Step 2 – Get out those highlighters
This step probably should be called “understanding the changes,” but it amounts to the same thing. Before you can do anything constructive, you need to understand what you’ve got to play with. In our case, we ran through all 918 pages and flagged every data element that was new. Stuff that got moved from one place to another, or is now called something different… all of that can be handled by creating a good map from the old dataset to the new. It’s a pain, sure, but it’s not exactly difficult.
Understanding what’s new allows you to figure out what additional insights you may be able to bring to the product.
Step 3 – Determine what you want the end-tool to look like
Not all changes have to flow into your finished product. In my case that product is an online b2b database but your finished product may be an internal data warehouse, a flashy report, or something in between.
A change in the data can mean a change in the finished product, but it doesn’t have to. If you need to deal with an unexpected change very quickly, you can simply map the new data layout into the same form and format that your old processes can handle. In this case of the 5500, we have a few years to get ready so we’ll be looking to alter our front-end to display the new information and the insights we develop from it. We’ll be revamping the whole thing.
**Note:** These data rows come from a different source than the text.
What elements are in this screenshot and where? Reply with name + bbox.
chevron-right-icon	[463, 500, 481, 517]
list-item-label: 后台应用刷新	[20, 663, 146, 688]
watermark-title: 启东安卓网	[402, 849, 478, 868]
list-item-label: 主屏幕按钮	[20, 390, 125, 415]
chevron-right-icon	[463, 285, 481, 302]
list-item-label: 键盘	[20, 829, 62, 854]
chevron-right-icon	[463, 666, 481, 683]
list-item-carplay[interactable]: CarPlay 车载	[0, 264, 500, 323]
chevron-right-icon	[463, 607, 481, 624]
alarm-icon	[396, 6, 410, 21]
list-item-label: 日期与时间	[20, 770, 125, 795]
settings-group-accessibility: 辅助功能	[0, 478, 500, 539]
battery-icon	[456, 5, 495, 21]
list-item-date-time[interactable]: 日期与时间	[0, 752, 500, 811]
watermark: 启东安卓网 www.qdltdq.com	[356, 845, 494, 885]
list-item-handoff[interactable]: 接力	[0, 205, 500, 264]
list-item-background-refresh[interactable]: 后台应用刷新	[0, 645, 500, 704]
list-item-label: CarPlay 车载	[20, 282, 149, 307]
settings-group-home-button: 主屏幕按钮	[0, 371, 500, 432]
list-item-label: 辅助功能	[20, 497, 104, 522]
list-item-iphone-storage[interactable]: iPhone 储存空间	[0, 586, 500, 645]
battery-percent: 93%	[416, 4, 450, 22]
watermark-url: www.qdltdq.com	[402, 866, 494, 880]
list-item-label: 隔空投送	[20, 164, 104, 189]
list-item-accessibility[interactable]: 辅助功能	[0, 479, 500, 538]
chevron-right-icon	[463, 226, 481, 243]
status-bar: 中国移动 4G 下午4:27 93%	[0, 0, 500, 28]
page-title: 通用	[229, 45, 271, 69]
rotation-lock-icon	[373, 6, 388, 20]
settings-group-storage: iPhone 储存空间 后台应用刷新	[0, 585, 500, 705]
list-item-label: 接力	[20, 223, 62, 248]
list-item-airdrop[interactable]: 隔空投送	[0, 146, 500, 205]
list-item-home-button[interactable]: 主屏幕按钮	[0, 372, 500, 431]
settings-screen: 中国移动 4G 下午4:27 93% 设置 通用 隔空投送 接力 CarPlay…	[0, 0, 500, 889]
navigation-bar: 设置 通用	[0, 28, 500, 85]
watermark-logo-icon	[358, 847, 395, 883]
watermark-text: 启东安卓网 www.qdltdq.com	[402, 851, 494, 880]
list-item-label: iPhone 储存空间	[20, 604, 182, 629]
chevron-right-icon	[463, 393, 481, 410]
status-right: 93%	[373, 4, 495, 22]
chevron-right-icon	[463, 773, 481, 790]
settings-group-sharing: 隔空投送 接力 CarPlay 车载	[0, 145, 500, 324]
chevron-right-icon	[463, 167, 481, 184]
Step 4 – Get your hands on the new data as soon as possible
Even if you can’t get the full dataset early (and with a government source you certainly won’t), it may be possible to get your hands on a few sample records. Having just a few well populated sample records can allow you to test out any new processes and find any holes in your product well before you’d need to go to market. Treat your development team like a bunch of young doctors. Get them a cadaver to work on before they have to go hit the big-time with a million new records.
Step 5 – Check EVERYTHING
Once your development team tells you they’ve got the new system up and running, you’ve got to go check their work. Start with a single record exactly as it came to you from the data source. Then go look at that same record in the finished product, and make sure that all of the fields populated correctly. Don’t just check to see if they are populated, but make sure the correct values are in place as well. If the source data says a field should be $1,000,000 and your product shows $1,000, there’s an issue that you need to run down.
Once you’ve done that for a single record, do it 9 more times.
When the very data on which you’ve built your business is scheduled to undergo a big change, you need to be ready to change with it. It can seem intimidating, but if you take a deep breath and roll up your sleeves, you may find that there is much more opportunity than crisis.